I thought barley contained gluten? It does. However, an enzyme we use in the brewing process, also denatures the gluten molecule.

What is an enzyme? Simply put, an enzyme is a protein that catalyses reactions.

What do you mean by catalyses reactions? The enzyme forces the reaction that breaks down the gluten molecule.

Where do enzymes come from? They are found in all living (organic) things.

Did you try to make this happen? No. We did not set out to make a gluten free beer, partly because 15 years ago when we brewed Prairie Path for the first time the problem some people have metabolizing gluten was not very well known.

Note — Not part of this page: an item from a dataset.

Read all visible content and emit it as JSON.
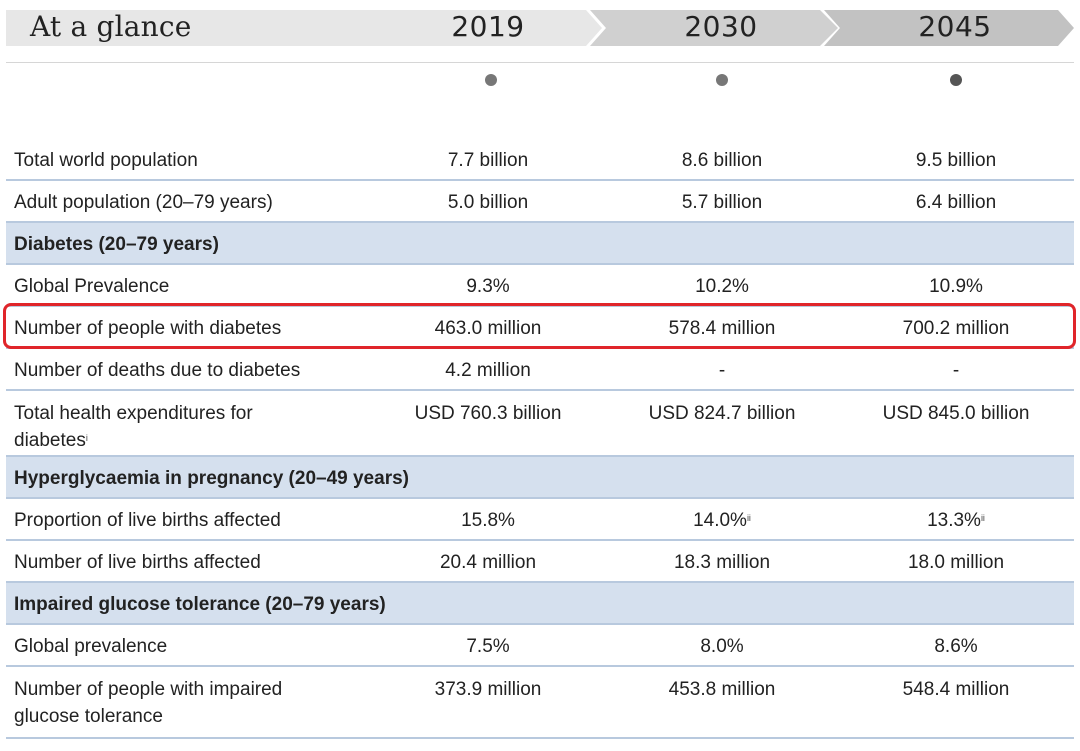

What made you start using this enzyme? We have been focusing on chill haze in the finished product for a while now. Chill haze is when the beer gets cloudy at cold temperatures and clears up as the beer warms up. It occurs when certain protein molecules bond together in cold conditions and release from each other as conditions warm up. We have tried a few different products, called “fining agents”, to try prevent the formation of chill haze. One very popular product is an electrically charged, inert, plastic. It tends to work very well. However, using a product like plastic in our beer, even if it is fully filtered out before packaging, does not fit with our business philosophy. Also, there are some animal derived products but again we do not want to use them and are proud to brew vegan friendly beers. So, we have been trying other, natural, plant derived products to get the job done. We found one that we liked best that denatures the specific protein molecule to the point where the protein can no longer bond together in cold conditions.

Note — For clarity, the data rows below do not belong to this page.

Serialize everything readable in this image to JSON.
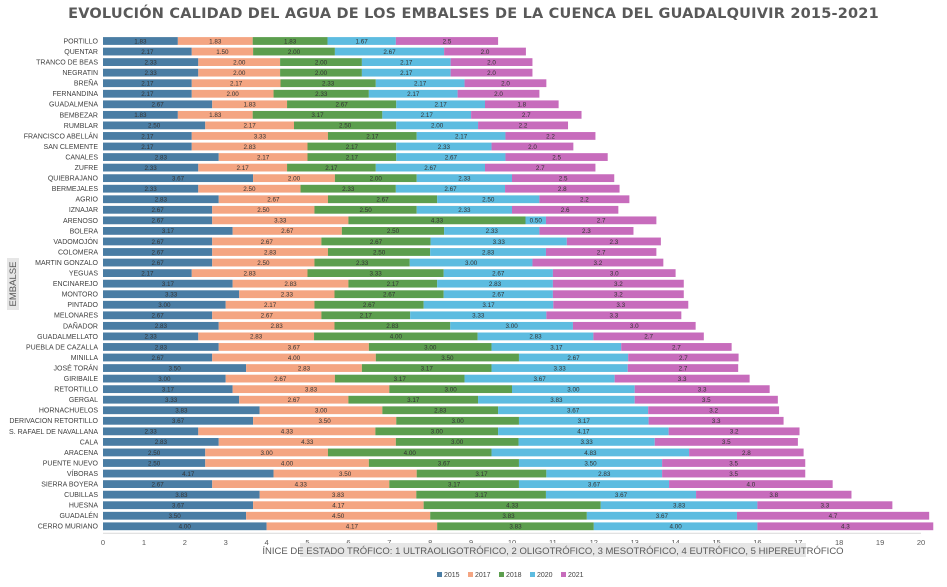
{
  "chart_data": {
    "type": "bar",
    "orientation": "horizontal",
    "stacked": true,
    "title": "EVOLUCIÓN CALIDAD DEL AGUA DE LOS EMBALSES DE LA CUENCA DEL GUADALQUIVIR 2015-2021",
    "xlabel": "ÍNICE DE ESTADO TRÓFICO: 1 ULTRAOLIGOTRÓFICO, 2 OLIGOTRÓFICO, 3 MESOTRÓFICO, 4 EUTRÓFICO, 5 HIPEREUTRÓFICO",
    "ylabel": "EMBALSE",
    "xlim": [
      0,
      20
    ],
    "xticks": [
      0,
      1,
      2,
      3,
      4,
      5,
      6,
      7,
      8,
      9,
      10,
      11,
      12,
      13,
      14,
      15,
      16,
      17,
      18,
      19,
      20
    ],
    "grid": false,
    "legend_position": "bottom",
    "categories": [
      "PORTILLO",
      "QUENTAR",
      "TRANCO DE BEAS",
      "NEGRATIN",
      "BREÑA",
      "FERNANDINA",
      "GUADALMENA",
      "BEMBEZAR",
      "RUMBLAR",
      "FRANCISCO ABELLÁN",
      "SAN CLEMENTE",
      "CANALES",
      "ZUFRE",
      "QUIEBRAJANO",
      "BERMEJALES",
      "AGRIO",
      "IZNAJAR",
      "ARENOSO",
      "BOLERA",
      "VADOMOJÓN",
      "COLOMERA",
      "MARTIN GONZALO",
      "YEGUAS",
      "ENCINAREJO",
      "MONTORO",
      "PINTADO",
      "MELONARES",
      "DAÑADOR",
      "GUADALMELLATO",
      "PUEBLA DE CAZALLA",
      "MINILLA",
      "JOSÉ TORÁN",
      "GIRIBAILE",
      "RETORTILLO",
      "GERGAL",
      "HORNACHUELOS",
      "DERIVACION RETORTILLO",
      "S. RAFAEL DE NAVALLANA",
      "CALA",
      "ARACENA",
      "PUENTE NUEVO",
      "VÍBORAS",
      "SIERRA BOYERA",
      "CUBILLAS",
      "HUESNA",
      "GUADALÉN",
      "CERRO MURIANO"
    ],
    "series": [
      {
        "name": "2015",
        "color": "#4A7DA4",
        "values": [
          1.83,
          2.17,
          2.33,
          2.33,
          2.17,
          2.17,
          2.67,
          1.83,
          2.5,
          2.17,
          2.17,
          2.83,
          2.33,
          3.67,
          2.33,
          2.83,
          2.67,
          2.67,
          3.17,
          2.67,
          2.67,
          2.67,
          2.17,
          3.17,
          3.33,
          3.0,
          2.67,
          2.83,
          2.33,
          2.83,
          2.67,
          3.5,
          3.0,
          3.17,
          3.33,
          3.83,
          3.67,
          2.33,
          2.83,
          2.5,
          2.5,
          4.17,
          2.67,
          3.83,
          3.67,
          3.5,
          4.0
        ]
      },
      {
        "name": "2017",
        "color": "#F4A582",
        "values": [
          1.83,
          1.5,
          2.0,
          2.0,
          2.17,
          2.0,
          1.83,
          1.83,
          2.17,
          3.33,
          2.83,
          2.17,
          2.17,
          2.0,
          2.5,
          2.67,
          2.5,
          3.33,
          2.67,
          2.67,
          2.83,
          2.5,
          2.83,
          2.83,
          2.33,
          2.17,
          2.67,
          2.83,
          2.83,
          3.67,
          4.0,
          2.83,
          2.67,
          3.83,
          2.67,
          3.0,
          3.5,
          4.33,
          4.33,
          3.0,
          4.0,
          3.5,
          4.33,
          3.83,
          4.17,
          4.5,
          4.17
        ]
      },
      {
        "name": "2018",
        "color": "#5C9E4E",
        "values": [
          1.83,
          2.0,
          2.0,
          2.0,
          2.33,
          2.33,
          2.67,
          3.17,
          2.5,
          2.17,
          2.17,
          2.17,
          2.17,
          2.0,
          2.33,
          2.67,
          2.5,
          4.33,
          2.5,
          2.67,
          2.5,
          2.33,
          3.33,
          2.17,
          2.67,
          2.67,
          2.17,
          2.83,
          4.0,
          3.0,
          3.5,
          3.17,
          3.17,
          3.0,
          3.17,
          2.83,
          3.0,
          3.0,
          3.0,
          4.0,
          3.67,
          3.17,
          3.17,
          3.17,
          4.33,
          3.83,
          3.83
        ]
      },
      {
        "name": "2020",
        "color": "#5DBCE0",
        "values": [
          1.67,
          2.67,
          2.17,
          2.17,
          2.17,
          2.17,
          2.17,
          2.17,
          2.0,
          2.17,
          2.33,
          2.67,
          2.67,
          2.33,
          2.67,
          2.5,
          2.33,
          0.5,
          2.33,
          3.33,
          2.83,
          3.0,
          2.67,
          2.83,
          2.67,
          3.17,
          3.33,
          3.0,
          2.83,
          3.17,
          2.67,
          3.33,
          3.67,
          3.0,
          3.83,
          3.67,
          3.17,
          4.17,
          3.33,
          4.83,
          3.5,
          2.83,
          3.67,
          3.67,
          3.83,
          3.67,
          4.0
        ]
      },
      {
        "name": "2021",
        "color": "#C76CBC",
        "values": [
          2.5,
          2.0,
          2.0,
          2.0,
          2.0,
          2.0,
          1.8,
          2.7,
          2.2,
          2.2,
          2.0,
          2.5,
          2.7,
          2.5,
          2.8,
          2.2,
          2.6,
          2.7,
          2.3,
          2.3,
          2.7,
          3.2,
          3.0,
          3.2,
          3.2,
          3.3,
          3.3,
          3.0,
          2.7,
          2.7,
          2.7,
          2.7,
          3.3,
          3.3,
          3.5,
          3.2,
          3.3,
          3.2,
          3.5,
          2.8,
          3.5,
          3.5,
          4.0,
          3.8,
          3.3,
          4.7,
          4.3
        ]
      }
    ]
  }
}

How did you find out what else the enzyme was doing in the beer? We liked the small scale testing results we were getting with the enzyme. However, because the product is fairly new and not widely used (yet), we wanted to know as much as we could about. In our discussions with a couple labs about the enzyme and its usage, they mentioned it also was denaturing gluten in there research. So, we had Prairie Path tested for gluten and were excited about the results.

When did you learn about this? We have known for many months now. We have had multiple gluten tests done with the same results. We also asked a few of our gluten intolerant friends to “take one for the team” and drink a few beers for us. We have been very cautious about publishing this because we wanted all the information first. Our gluten intolerant friends had no negative reaction and said things like “this is life changing” and “I can finally drink a beer that tastes like beer”.

What else is this enzyme doing? Because enzymes target very specific proteins and catalyse very specific reactions, we are confident that the enzyme we are using is doing nothing else.

Is there anything else we should consider? While we do not know of any reactions to the gluten to date, everyone is different so some people are much more intolerant than others. If you know you are extremely intolerant, it may be prudent to try a very small quantity to begin with, just to be safe. Also, since many bars rotate the beers they have available on tap, another thing we suggest is to consider that draft lines pouring Prairie Path Golden Ale could contain a gluten build-up from those previous beers. Prairie Path Golden Ale in bottles will not run that risk.